Augenblicklich verfiel Helene in eine Art Schockstarre. Sie konnte nicht glauben, was Erika da gerade vorgeschlagen hatte.

„Du meinst das ernst, oder?", fragte Helene unsicher.

„Natürlich mein ich das ernst. Was denkst du denn?"

„Leidest du vielleicht an Alzheimer, oder so? Erika, hast du schon vergessen, was sie mir an den Kopf geknallt haben? Hast du das? Warte, ich kann dir helfen. Sie meinten nämlich, dass ich Halie im Weg stehen würde, sie nicht verantwortungsbewusst fördern würde. Immerhin hat sie doch so viele Talente." Die Sängerin schluckte einmal kräftig und wollte gerade weitersprechen, als Erika ihr zuvorkam.

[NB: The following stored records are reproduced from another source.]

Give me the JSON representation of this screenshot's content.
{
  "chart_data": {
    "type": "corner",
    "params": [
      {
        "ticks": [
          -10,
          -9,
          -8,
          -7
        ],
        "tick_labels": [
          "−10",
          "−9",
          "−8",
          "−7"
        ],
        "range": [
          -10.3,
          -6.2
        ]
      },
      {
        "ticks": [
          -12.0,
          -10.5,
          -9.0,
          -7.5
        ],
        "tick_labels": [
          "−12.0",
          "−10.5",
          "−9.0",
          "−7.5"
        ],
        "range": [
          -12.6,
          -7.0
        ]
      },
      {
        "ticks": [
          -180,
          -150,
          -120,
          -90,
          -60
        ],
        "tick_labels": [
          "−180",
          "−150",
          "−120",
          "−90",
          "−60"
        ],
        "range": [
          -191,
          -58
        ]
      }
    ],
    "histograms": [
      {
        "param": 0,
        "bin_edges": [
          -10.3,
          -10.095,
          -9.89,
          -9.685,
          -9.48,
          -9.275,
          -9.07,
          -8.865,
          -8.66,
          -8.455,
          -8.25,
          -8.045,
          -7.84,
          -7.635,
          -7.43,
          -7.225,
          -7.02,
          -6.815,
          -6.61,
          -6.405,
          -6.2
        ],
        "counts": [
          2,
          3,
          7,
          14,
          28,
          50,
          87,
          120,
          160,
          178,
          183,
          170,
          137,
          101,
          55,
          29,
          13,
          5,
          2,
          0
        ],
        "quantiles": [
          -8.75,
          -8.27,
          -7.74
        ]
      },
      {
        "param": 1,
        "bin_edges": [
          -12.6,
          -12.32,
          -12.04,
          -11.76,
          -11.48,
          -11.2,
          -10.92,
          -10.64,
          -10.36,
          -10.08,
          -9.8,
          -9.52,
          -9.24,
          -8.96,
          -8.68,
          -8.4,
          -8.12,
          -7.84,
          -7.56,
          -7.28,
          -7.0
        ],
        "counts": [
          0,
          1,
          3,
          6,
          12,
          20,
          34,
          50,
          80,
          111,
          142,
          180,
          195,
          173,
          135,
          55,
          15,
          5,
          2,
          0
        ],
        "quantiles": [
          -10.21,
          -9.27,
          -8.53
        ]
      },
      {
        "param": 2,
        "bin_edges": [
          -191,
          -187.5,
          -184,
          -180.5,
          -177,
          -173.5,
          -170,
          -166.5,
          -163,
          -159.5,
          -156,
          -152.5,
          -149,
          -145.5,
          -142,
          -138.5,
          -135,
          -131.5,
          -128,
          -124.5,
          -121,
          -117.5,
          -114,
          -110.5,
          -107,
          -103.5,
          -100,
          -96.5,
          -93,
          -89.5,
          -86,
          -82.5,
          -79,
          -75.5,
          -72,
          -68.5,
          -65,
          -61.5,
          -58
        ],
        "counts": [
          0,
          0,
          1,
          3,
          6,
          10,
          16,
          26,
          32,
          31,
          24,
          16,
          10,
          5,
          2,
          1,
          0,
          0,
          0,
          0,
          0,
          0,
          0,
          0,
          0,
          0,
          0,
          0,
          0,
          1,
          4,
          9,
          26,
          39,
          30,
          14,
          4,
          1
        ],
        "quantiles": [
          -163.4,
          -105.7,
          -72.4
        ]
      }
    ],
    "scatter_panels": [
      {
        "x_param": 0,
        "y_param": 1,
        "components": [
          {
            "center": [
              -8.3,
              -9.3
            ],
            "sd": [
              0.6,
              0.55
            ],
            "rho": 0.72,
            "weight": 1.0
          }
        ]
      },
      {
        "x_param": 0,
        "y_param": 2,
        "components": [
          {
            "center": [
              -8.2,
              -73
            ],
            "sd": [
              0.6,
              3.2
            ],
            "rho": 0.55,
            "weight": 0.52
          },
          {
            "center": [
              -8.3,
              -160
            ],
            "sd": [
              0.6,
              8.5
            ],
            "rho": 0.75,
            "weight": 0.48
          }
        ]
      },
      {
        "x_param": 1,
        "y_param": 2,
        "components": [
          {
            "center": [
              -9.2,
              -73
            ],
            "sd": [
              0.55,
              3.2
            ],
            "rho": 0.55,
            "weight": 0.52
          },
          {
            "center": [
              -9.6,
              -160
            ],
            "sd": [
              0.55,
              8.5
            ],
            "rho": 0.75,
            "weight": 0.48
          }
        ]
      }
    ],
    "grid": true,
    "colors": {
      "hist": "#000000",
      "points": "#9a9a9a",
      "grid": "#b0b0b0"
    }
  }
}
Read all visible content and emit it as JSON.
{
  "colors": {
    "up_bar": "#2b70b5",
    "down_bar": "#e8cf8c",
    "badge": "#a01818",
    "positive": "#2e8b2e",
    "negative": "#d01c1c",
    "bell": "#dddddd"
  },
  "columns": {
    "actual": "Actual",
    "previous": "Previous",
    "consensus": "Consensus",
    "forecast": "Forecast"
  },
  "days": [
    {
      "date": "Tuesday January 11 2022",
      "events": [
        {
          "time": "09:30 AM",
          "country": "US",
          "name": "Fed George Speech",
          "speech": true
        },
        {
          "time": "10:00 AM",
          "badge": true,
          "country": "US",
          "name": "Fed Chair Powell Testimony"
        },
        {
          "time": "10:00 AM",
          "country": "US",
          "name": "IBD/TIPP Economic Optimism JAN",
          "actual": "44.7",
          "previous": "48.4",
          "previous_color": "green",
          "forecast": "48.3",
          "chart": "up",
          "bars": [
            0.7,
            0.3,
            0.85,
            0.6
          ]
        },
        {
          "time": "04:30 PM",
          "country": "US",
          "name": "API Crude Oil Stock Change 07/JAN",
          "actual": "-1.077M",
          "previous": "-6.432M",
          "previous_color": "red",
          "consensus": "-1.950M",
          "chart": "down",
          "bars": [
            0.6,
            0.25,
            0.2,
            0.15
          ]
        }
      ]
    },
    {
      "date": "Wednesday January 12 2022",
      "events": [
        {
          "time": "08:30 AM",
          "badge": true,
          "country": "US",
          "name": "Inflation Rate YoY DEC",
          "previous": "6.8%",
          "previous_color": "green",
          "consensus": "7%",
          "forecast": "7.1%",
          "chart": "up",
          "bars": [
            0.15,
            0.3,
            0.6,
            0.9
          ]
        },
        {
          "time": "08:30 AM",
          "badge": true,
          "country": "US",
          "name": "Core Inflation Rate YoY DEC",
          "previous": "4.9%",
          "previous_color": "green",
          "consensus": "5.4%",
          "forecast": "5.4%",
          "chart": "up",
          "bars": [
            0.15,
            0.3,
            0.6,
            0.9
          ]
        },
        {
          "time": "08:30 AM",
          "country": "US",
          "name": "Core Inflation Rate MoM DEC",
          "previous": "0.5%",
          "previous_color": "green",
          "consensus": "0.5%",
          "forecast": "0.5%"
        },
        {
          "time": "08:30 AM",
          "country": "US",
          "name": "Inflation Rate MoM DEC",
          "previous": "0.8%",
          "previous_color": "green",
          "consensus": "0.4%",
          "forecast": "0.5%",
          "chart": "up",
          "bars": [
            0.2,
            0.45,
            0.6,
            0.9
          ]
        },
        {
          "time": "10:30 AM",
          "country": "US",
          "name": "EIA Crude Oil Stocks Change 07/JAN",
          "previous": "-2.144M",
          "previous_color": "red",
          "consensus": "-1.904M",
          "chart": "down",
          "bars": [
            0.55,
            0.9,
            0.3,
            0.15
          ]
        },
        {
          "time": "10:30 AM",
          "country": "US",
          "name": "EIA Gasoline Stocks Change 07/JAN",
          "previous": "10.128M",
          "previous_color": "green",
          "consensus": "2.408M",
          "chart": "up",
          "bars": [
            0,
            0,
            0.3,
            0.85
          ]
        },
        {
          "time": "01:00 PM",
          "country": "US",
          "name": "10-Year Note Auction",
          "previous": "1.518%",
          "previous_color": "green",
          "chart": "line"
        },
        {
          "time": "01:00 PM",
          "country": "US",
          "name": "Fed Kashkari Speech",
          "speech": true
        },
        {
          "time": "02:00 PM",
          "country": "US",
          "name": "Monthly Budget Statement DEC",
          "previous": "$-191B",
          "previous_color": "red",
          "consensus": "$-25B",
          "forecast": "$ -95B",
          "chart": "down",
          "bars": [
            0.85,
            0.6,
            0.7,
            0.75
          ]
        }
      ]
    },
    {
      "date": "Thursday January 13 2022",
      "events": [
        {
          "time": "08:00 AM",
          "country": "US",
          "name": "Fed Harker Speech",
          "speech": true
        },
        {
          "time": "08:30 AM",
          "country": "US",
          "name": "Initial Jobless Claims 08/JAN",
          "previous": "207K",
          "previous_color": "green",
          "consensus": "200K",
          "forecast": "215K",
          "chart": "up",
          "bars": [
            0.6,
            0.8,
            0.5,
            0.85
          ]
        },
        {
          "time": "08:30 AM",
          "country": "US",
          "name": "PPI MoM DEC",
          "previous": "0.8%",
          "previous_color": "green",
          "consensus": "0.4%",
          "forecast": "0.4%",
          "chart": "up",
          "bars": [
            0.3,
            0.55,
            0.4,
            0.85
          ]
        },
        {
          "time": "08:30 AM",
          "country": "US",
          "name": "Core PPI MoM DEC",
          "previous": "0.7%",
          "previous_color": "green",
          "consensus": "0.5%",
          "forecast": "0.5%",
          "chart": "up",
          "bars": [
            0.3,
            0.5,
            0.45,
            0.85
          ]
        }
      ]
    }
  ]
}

„Du hattest aber auch nichts gesagt. Hast sie einfach reden lassen. Warum? Wenn sie dir doch Unrecht getan haben. Warum hast du dich nicht verteidigt?"

„Das kann ich dir genau sagen, liebes Schwesterherz. Weil alles, was ich dann gesagt hätte, absolut nicht gut gewesen wäre. Also habe ich mir lieber auf die Zunge gebissen und es ausgesessen, bis es mir gereicht hatte. Den Rest kennst du ja."

„Helene! Flo sagte mir gerade, dass du Halie schon seit Jahren unterstützt und fördern lässt. Nicht einmal ich habe davon etwas gewusst."

Die Blondine nickte nur, bevor sie ihrer großen Schwester darauf eine Antwort gab.

„Ja, das ist wahr. Ich unterstütze meine Tochter schon seit Jahren. Schon im Kindergartenalter bekam sie Ballettunterricht. Seit etwas mehr als drei Jahren nehme ich sie mit zu meinem Vocalcoach und seit zwei Jahren, sitzt sie jede Woche mit Christoph hier im Musikzimmer am Flügel. Sie komponiert selbst und er schaut es sich an und gibt ihr Verbesserungstipps. Sag mir bitte, was ich vergessen habe! Gibt es noch irgendetwas, was ich deiner Meinung nach, hätte besser machen können? Vergiss dabei aber bitte nicht, dass wir hier von einem Kind reden! Sie braucht auch Freiraum, um sich entfalten zu können. Sie hat auch noch andere Interessen als nur die Musik. Sie hat Freunde, richtig gute Freunde. Die beiden fragen nicht, wer ihre Eltern sind. Die beiden sind für sie da, wenn sie Kummer und Sorgen hat. Sie spricht darüber lieber mit ihren Freunden, als mit mir, weil sie Angst hat mich zu belasten. Erika! Sag mir jetzt sofort, was deiner Meinung nach noch fehlt!" Tränen der Wut liefen der Sängerin über ihre Wangen, der Wut und Enttäuschung. Sie konnte nicht mehr weitersprechen. Jeder weitere Ton, wäre ein Schrei gewesen. Ein Schrei nach Liebe und Zuneigung von ihrer Familien, ihren Eltern. Von denen sie sich aber so verraten fühlte. Ihre Schwester, die sie nicht ein bisschen verteidigt hatte, nur dabeisaß und Maulaffenpfeil hielt, stand nun vor ihr und wollte eine Willkommensparty veranstalten. Das war zu viel für sie. Das konnte sie nicht, nicht jetzt, nicht so.